Figure 2-6: Structures de réseaux (Watts et Strogatz, 19998)

Le modèle fut depuis appliqué à plusieurs secteurs d’activité, notamment l’évolution d’internet (Yook et al. 2002; Albert et al. 1999). Newman (2001a, b, c) a étudié les co-publications dans diverses disciplines et a observé une structure de petit monde pour chacune d’entre elles et a conclu que cette structure influençait positivement les transferts de connaissances au sein des secteurs d’activité. Fleming, Kling et Juba (2007) en sont venus à la même observation dans l’étude des brevets. Ces caractéristiques voulant que le réseau présente une forte proximité aux nœuds voisins tout en ayant également une forte connexion globale avec les nœuds éloignés maximiseraient ainsi l’efficacité du flux d’information (Marchiori et Latora, 2000; Watts et Strogatz, 1998).
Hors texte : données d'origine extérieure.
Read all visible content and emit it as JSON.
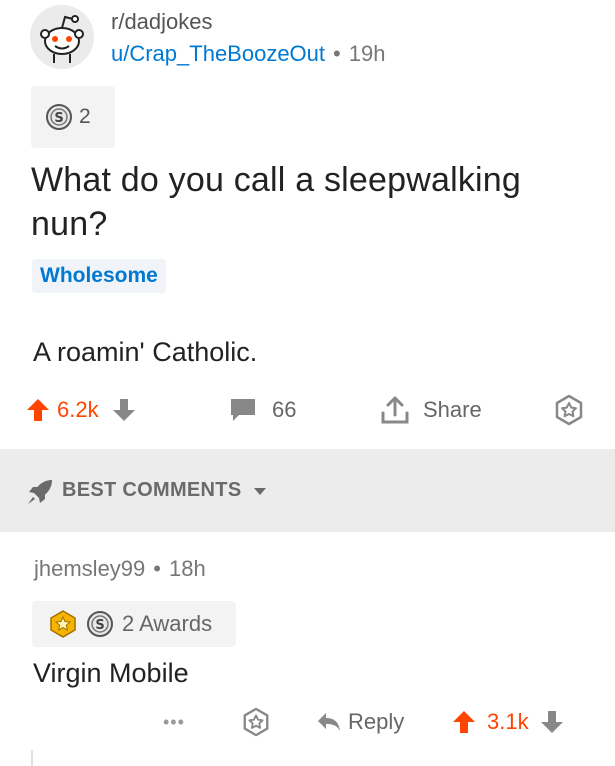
{
  "post": {
    "subreddit": "r/dadjokes",
    "author": "u/Crap_TheBoozeOut",
    "separator": "•",
    "age": "19h",
    "award_count": "2",
    "title": "What do you call a sleepwalking nun?",
    "flair": "Wholesome",
    "body": "A roamin' Catholic.",
    "score": "6.2k",
    "comment_count": "66",
    "share_label": "Share"
  },
  "comments_section": {
    "sort_label": "BEST COMMENTS"
  },
  "comment": {
    "author": "jhemsley99",
    "separator": "•",
    "age": "18h",
    "awards_label": "2 Awards",
    "body": "Virgin Mobile",
    "more_label": "•••",
    "reply_label": "Reply",
    "score": "3.1k"
  },
  "colors": {
    "upvote": "#ff4500",
    "link": "#0079d3",
    "icon": "#888888",
    "section_bg": "#ececec"
  }
}
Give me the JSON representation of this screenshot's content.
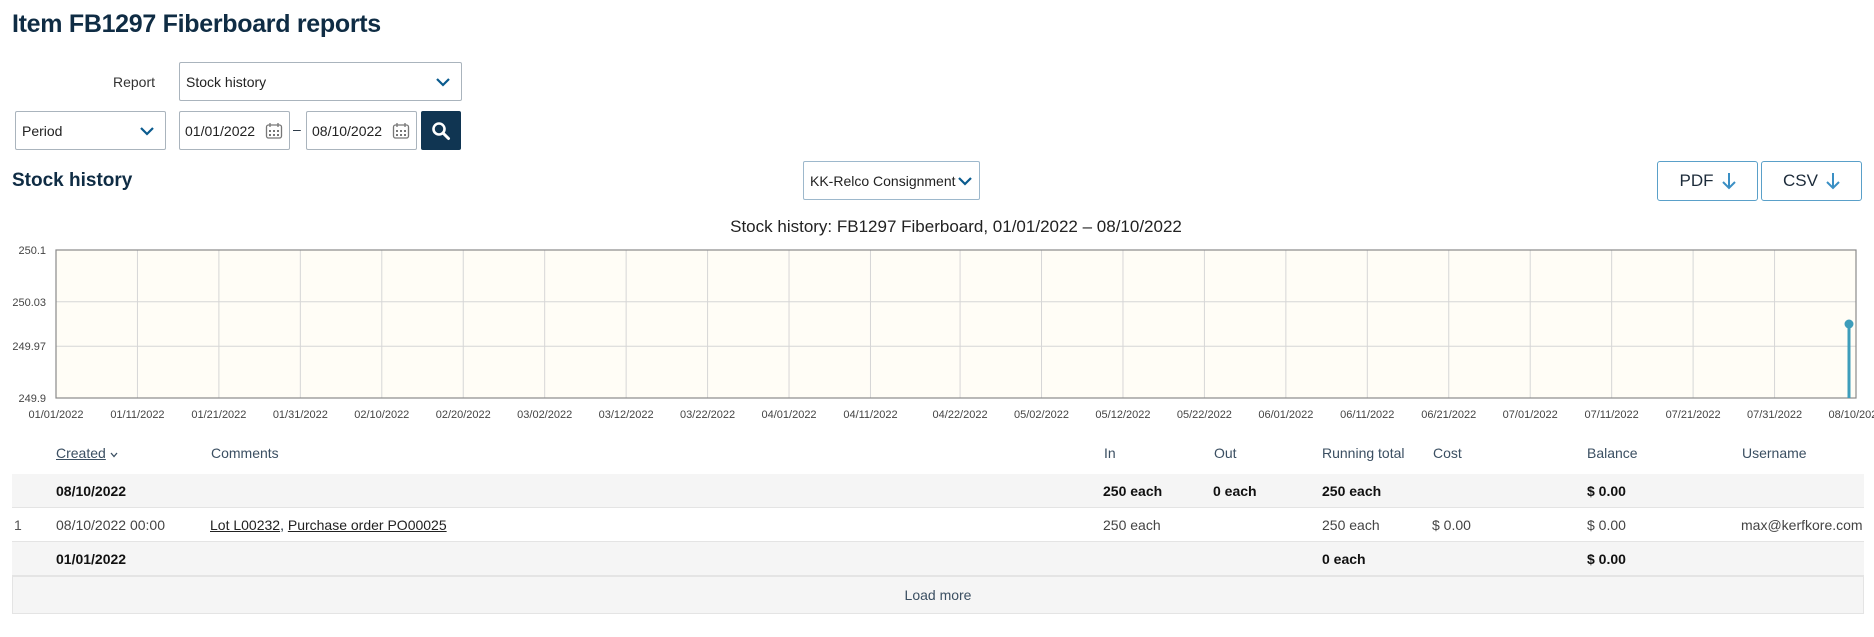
{
  "page": {
    "title": "Item FB1297 Fiberboard reports"
  },
  "filters": {
    "report_label": "Report",
    "report_value": "Stock history",
    "period_value": "Period",
    "date_from": "01/01/2022",
    "date_sep": "–",
    "date_to": "08/10/2022"
  },
  "section": {
    "title": "Stock history",
    "location_value": "KK-Relco Consignment",
    "pdf_label": "PDF",
    "csv_label": "CSV"
  },
  "chart_data": {
    "type": "line",
    "title": "Stock history: FB1297 Fiberboard, 01/01/2022 – 08/10/2022",
    "xlabel": "",
    "ylabel": "",
    "x_ticks": [
      "01/01/2022",
      "01/11/2022",
      "01/21/2022",
      "01/31/2022",
      "02/10/2022",
      "02/20/2022",
      "03/02/2022",
      "03/12/2022",
      "03/22/2022",
      "04/01/2022",
      "04/11/2022",
      "04/22/2022",
      "05/02/2022",
      "05/12/2022",
      "05/22/2022",
      "06/01/2022",
      "06/11/2022",
      "06/21/2022",
      "07/01/2022",
      "07/11/2022",
      "07/21/2022",
      "07/31/2022",
      "08/10/2022"
    ],
    "y_ticks": [
      "250.1",
      "250.03",
      "249.97",
      "249.9"
    ],
    "ylim": [
      249.9,
      250.1
    ],
    "grid": true,
    "series": [
      {
        "x": [
          "08/10/2022",
          "08/10/2022"
        ],
        "y": [
          249.9,
          250.0
        ]
      }
    ],
    "colors": {
      "line": "#3d9dbb",
      "plot_bg": "#fffdf6",
      "grid": "#d6d6d6"
    }
  },
  "table": {
    "headers": {
      "created": "Created",
      "comments": "Comments",
      "in": "In",
      "out": "Out",
      "running_total": "Running total",
      "cost": "Cost",
      "balance": "Balance",
      "username": "Username"
    },
    "summary_top": {
      "date": "08/10/2022",
      "in": "250 each",
      "out": "0 each",
      "running_total": "250 each",
      "balance": "$ 0.00"
    },
    "rows": [
      {
        "index": "1",
        "created": "08/10/2022 00:00",
        "lot_link": "Lot L00232",
        "sep": ", ",
        "po_link": "Purchase order PO00025",
        "in": "250 each",
        "running_total": "250 each",
        "cost": "$ 0.00",
        "balance": "$ 0.00",
        "username": "max@kerfkore.com"
      }
    ],
    "summary_bottom": {
      "date": "01/01/2022",
      "running_total": "0 each",
      "balance": "$ 0.00"
    },
    "load_more": "Load more"
  },
  "icons": {
    "chevron": "chevron-down-icon",
    "calendar": "calendar-icon",
    "search": "search-icon",
    "download": "arrow-down-icon",
    "sort": "sort-down-icon"
  }
}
Ceci rejoint les concepts discutés plus tôt voulant qu’un réseau de voisins confère des bénéfices (réseau de cohésion) tout comme l’accès à des nœuds plus éloignés pour l’accès à d’autres types d’information et une meilleure diffusion. Un acteur pouvant ainsi être bien connecté avec ses voisins tout en ayant des liens avec des nœuds éloignés et d’autres cliques maximiserait sa performance. Cet indicateur est donc intéressant afin d’analyser la structure des

réseaux en spatial et valider si une structure de petit monde est présente afin de maximiser les bénéfices qu’une telle structure puisse apporter.